The computer identified Basma by her teeth alone, and her name displayed as both patient and operator. Overlays appeared, and the area of any previous dental work was covered by distracting bright shades of green, orange and red. That was the record of the whole history of her mouth.
He moved the handles and flew up through her open bite to the outside of her jaw, heard the tiny motors move in her mouth and understood at last what each sound meant. He had to be careful without knowing what the extra dental controls did, but he tested a couple of them anyway. Soon, he had the wind and water whipping at his command around the ancient monuments of molars, incisors and canines, and it was great.
He understood why Basma didn’t want him to do this, why she wanted to keep that feeling of power private for herself and those of her profession. Having felt it himself, he was satisfied that it was harmless.
He retracted all the devices and pulled his face from the goggles. He smiled at her.
She was still in the chair next to him, watching him with sad eyes, and she took the wedge out of her mouth. “It’s a strange experience, sitting here with nothing to do but watch you and hear the noises you make.”
He didn’t know what sounds might have come from him, but her tone made him nervous. “Yes,” he said, “that’s what I did before.”
She took a deep breath. “You made me happy for a long time, and I was happy to be with you again, inside you for a change, but I realized, that feeling wasn’t from you anymore.
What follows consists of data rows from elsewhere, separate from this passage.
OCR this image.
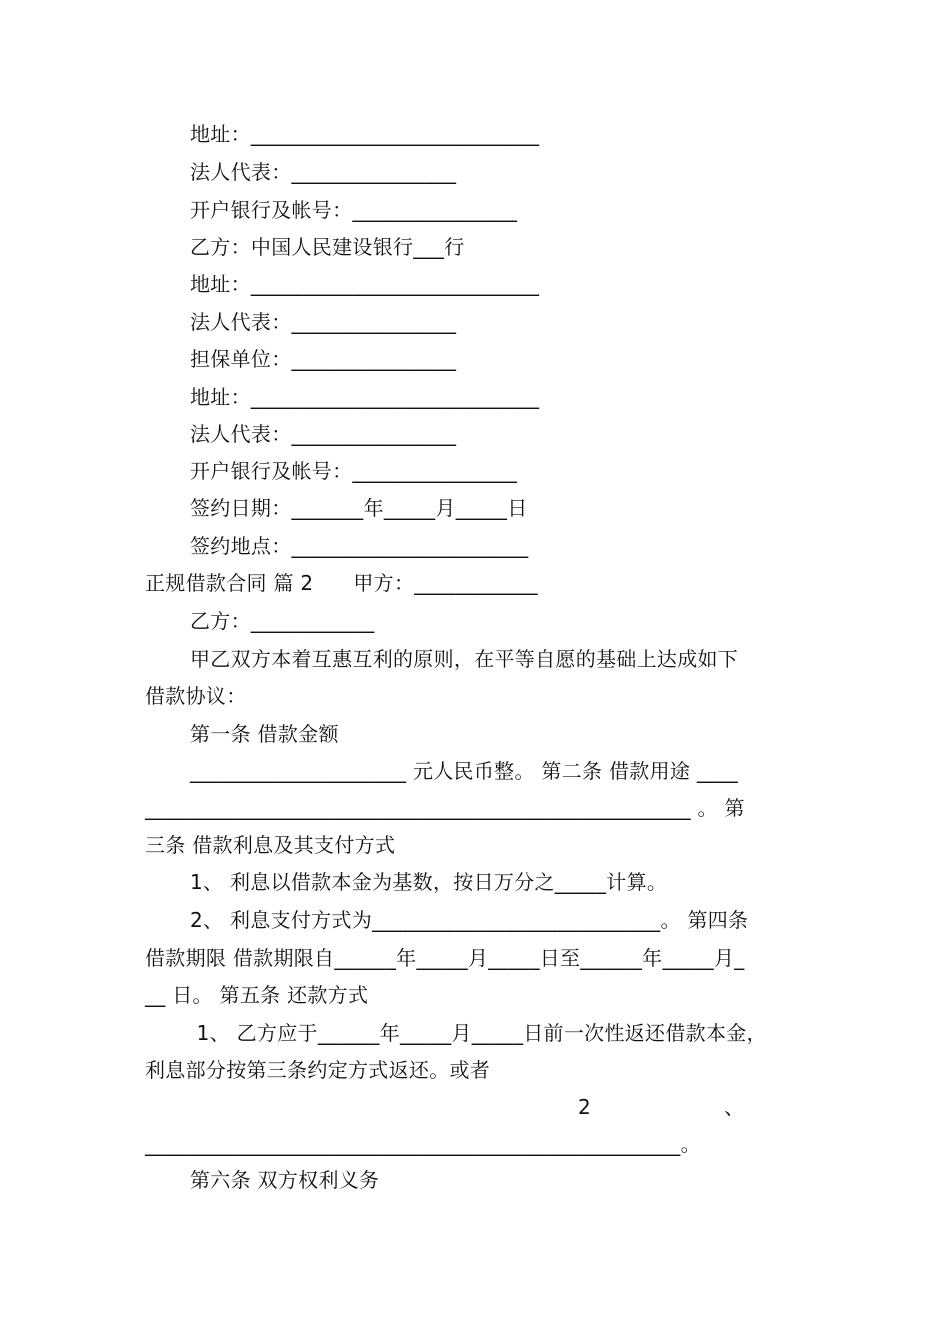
地址：____________________________
法人代表：________________
开户银行及帐号：________________
乙方：中国人民建设银行___行
地址：____________________________
法人代表：________________
担保单位：________________
地址：____________________________
法人代表：________________
开户银行及帐号：________________
签约日期：_______年_____月_____日
签约地点：_______________________
正规借款合同 篇 2      甲方：____________
乙方：____________
甲乙双方本着互惠互利的原则，在平等自愿的基础上达成如下
借款协议：
第一条 借款金额
_____________________ 元人民币整。 第二条 借款用途 ____
_____________________________________________________ 。 第
三条 借款利息及其支付方式
1、 利息以借款本金为基数，按日万分之_____计算。
2、 利息支付方式为____________________________。 第四条
借款期限 借款期限自______年_____月_____日至______年_____月_
__ 日。 第五条 还款方式
1、 乙方应于______年_____月_____日前一次性返还借款本金，
利息部分按第三条约定方式返还。或者
2                    、
____________________________________________________。
第六条 双方权利义务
I just really like my job.”
“But,” he reached out for her. “We’ve shared something here.”
Her eyes were kind, but her jaw tensed. Her voice became calm and professional again. “Thank you for coming in today, Anton.” She stood up, opened the door of their tiny room and held it open for him, another reversal of chivalry. “You may have some soreness in that area for a day or two, and make sure not to eat any nuts for the next few hours.”
He smiled with the unparalyzed side of his mouth and tried to bring back their earlier banter. “Hey, you either.”
She didn’t smile back.
He left the dental offices in a daze, feeling like he’d lost her all over again, wishing the anesthetic left in his jaw would spread down to his heart.